There is no prohibition against a viewing of a suspect alone in what is called a `one-man showup' when this occurs near the time of the alleged criminal act; such a course does not tend to bring about misidentification but rather tends under some circumstances to insure accuracy. The rationale underlying this is in some respects not unlike that which the law relies on to make an exception to the hearsay rule, allowing spontaneous utterances a standing which they would not be given if uttered at a later point in time. An early identification is not error. Of course, proof of infirmities and subjective factors such as hysteria of a witness can be explored on cross-examination and in argument. (Footnote omitted.)

Bates v. United States, 405 F.2d 1104, 1106 (D.C. Cir. 1968); See additionally this Court's opinion in Nubine v. State, 506 P.2d 952 (Okl.Cr. 1973).

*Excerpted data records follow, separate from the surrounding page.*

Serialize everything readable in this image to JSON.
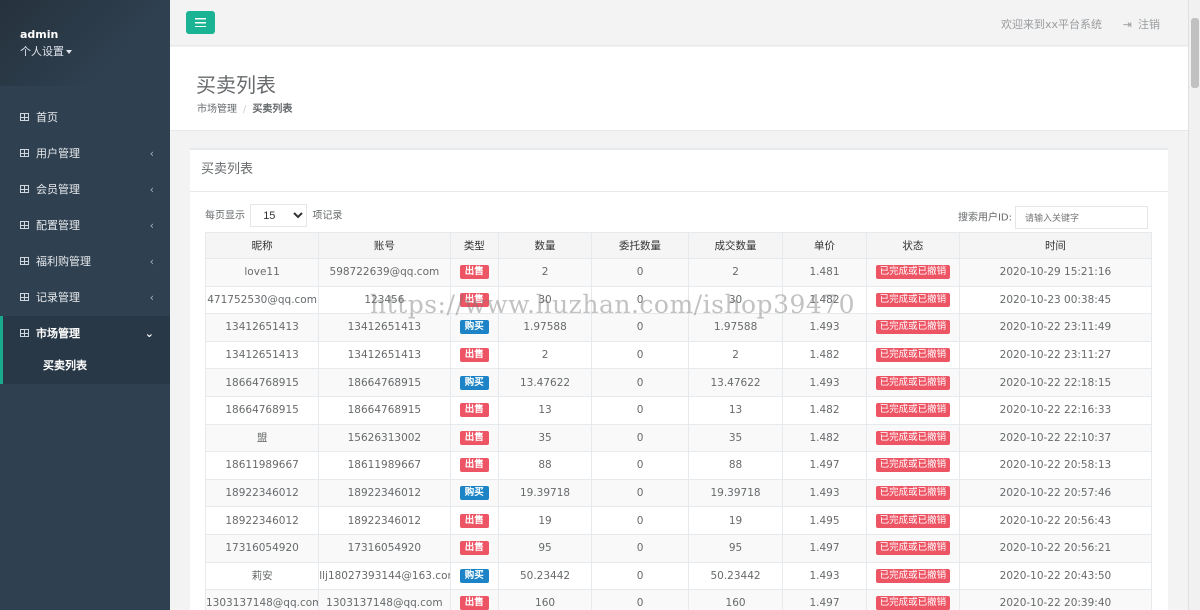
{
  "sidebar": {
    "user": "admin",
    "settings_label": "个人设置",
    "items": [
      {
        "label": "首页"
      },
      {
        "label": "用户管理"
      },
      {
        "label": "会员管理"
      },
      {
        "label": "配置管理"
      },
      {
        "label": "福利购管理"
      },
      {
        "label": "记录管理"
      },
      {
        "label": "市场管理"
      }
    ],
    "sub_item": "买卖列表"
  },
  "topbar": {
    "welcome": "欢迎来到xx平台系统",
    "logout": "注销"
  },
  "heading": {
    "title": "买卖列表",
    "breadcrumb_parent": "市场管理",
    "breadcrumb_current": "买卖列表"
  },
  "panel": {
    "title": "买卖列表",
    "per_page_prefix": "每页显示",
    "per_page_value": "15",
    "per_page_suffix": "项记录",
    "search_label": "搜索用户ID:",
    "search_placeholder": "请输入关键字"
  },
  "table": {
    "headers": [
      "昵称",
      "账号",
      "类型",
      "数量",
      "委托数量",
      "成交数量",
      "单价",
      "状态",
      "时间"
    ],
    "rows": [
      [
        "love11",
        "598722639@qq.com",
        "出售",
        "2",
        "0",
        "2",
        "1.481",
        "已完成或已撤销",
        "2020-10-29 15:21:16"
      ],
      [
        "471752530@qq.com",
        "123456",
        "出售",
        "30",
        "0",
        "30",
        "1.482",
        "已完成或已撤销",
        "2020-10-23 00:38:45"
      ],
      [
        "13412651413",
        "13412651413",
        "购买",
        "1.97588",
        "0",
        "1.97588",
        "1.493",
        "已完成或已撤销",
        "2020-10-22 23:11:49"
      ],
      [
        "13412651413",
        "13412651413",
        "出售",
        "2",
        "0",
        "2",
        "1.482",
        "已完成或已撤销",
        "2020-10-22 23:11:27"
      ],
      [
        "18664768915",
        "18664768915",
        "购买",
        "13.47622",
        "0",
        "13.47622",
        "1.493",
        "已完成或已撤销",
        "2020-10-22 22:18:15"
      ],
      [
        "18664768915",
        "18664768915",
        "出售",
        "13",
        "0",
        "13",
        "1.482",
        "已完成或已撤销",
        "2020-10-22 22:16:33"
      ],
      [
        "盟",
        "15626313002",
        "出售",
        "35",
        "0",
        "35",
        "1.482",
        "已完成或已撤销",
        "2020-10-22 22:10:37"
      ],
      [
        "18611989667",
        "18611989667",
        "出售",
        "88",
        "0",
        "88",
        "1.497",
        "已完成或已撤销",
        "2020-10-22 20:58:13"
      ],
      [
        "18922346012",
        "18922346012",
        "购买",
        "19.39718",
        "0",
        "19.39718",
        "1.493",
        "已完成或已撤销",
        "2020-10-22 20:57:46"
      ],
      [
        "18922346012",
        "18922346012",
        "出售",
        "19",
        "0",
        "19",
        "1.495",
        "已完成或已撤销",
        "2020-10-22 20:56:43"
      ],
      [
        "17316054920",
        "17316054920",
        "出售",
        "95",
        "0",
        "95",
        "1.497",
        "已完成或已撤销",
        "2020-10-22 20:56:21"
      ],
      [
        "莉安",
        "llj18027393144@163.com",
        "购买",
        "50.23442",
        "0",
        "50.23442",
        "1.493",
        "已完成或已撤销",
        "2020-10-22 20:43:50"
      ],
      [
        "1303137148@qq.com",
        "1303137148@qq.com",
        "出售",
        "160",
        "0",
        "160",
        "1.497",
        "已完成或已撤销",
        "2020-10-22 20:39:40"
      ]
    ]
  },
  "watermark": "https://www.huzhan.com/ishop39470",
  "colors": {
    "sidebar": "#2f4050",
    "accent": "#1ab394",
    "sell": "#ed5565",
    "buy": "#1c84c6"
  }
}
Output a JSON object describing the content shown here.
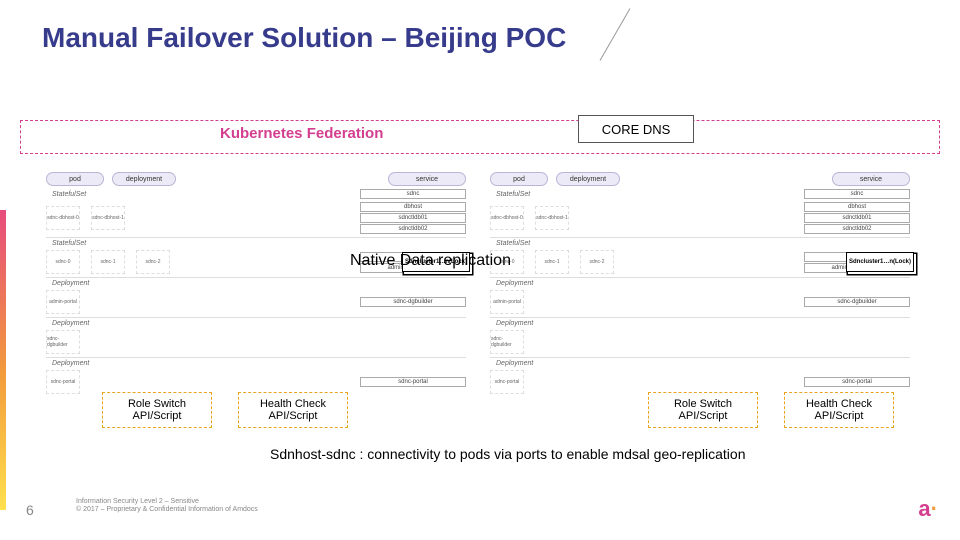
{
  "title": "Manual Failover Solution – Beijing POC",
  "federation_label": "Kubernetes Federation",
  "core_dns": "CORE DNS",
  "native_label": "Native Data replication",
  "pill": {
    "pod": "pod",
    "deployment": "deployment",
    "service": "service",
    "statefulset": "StatefulSet",
    "deployment2": "Deployment"
  },
  "micro": {
    "sdnc": "sdnc",
    "dbhost": "dbhost",
    "sdnctldb01": "sdnctldb01",
    "sdnctldb02": "sdnctldb02",
    "sdnhost": "sdnhost",
    "portal": "sdnc-portal",
    "dgbuilder": "sdnc-dgbuilder",
    "adminportal": "adminportal-cluster"
  },
  "chip": {
    "dbhost0": "sdnc-dbhost-0",
    "dbhost1": "sdnc-dbhost-1",
    "sdnc0": "sdnc-0",
    "sdnc1": "sdnc-1",
    "sdnc2": "sdnc-2",
    "admin": "admin-portal",
    "dg": "sdnc-dgbuilder",
    "port": "sdnc-portal"
  },
  "sdncluster": "Sdncluster1…n(Lock)",
  "api": {
    "role": "Role Switch API/Script",
    "health": "Health Check API/Script"
  },
  "connectivity": "Sdnhost-sdnc : connectivity to pods via ports to enable mdsal geo-replication",
  "page": "6",
  "legal1": "Information Security Level 2 – Sensitive",
  "legal2": "© 2017 – Proprietary & Confidential Information of Amdocs"
}
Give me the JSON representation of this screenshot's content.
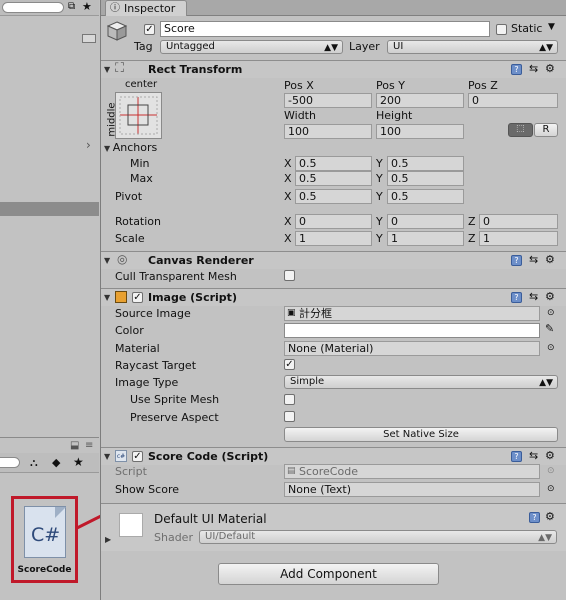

¶17 For the above and foregoing reasons the judgments and sentences are accordingly AFFIRMED.

BRETT, P.J., concurs.

PARKS, J., specially concurs.

PARKS, Judge, specially concurring:

¶1 Although I agree with this decision, I continue to be wary of one-person showups as enunciated in my separate opinion in Chatman v. State, 716 P.2d 258, 260 (Okla. Crim. App. 1986).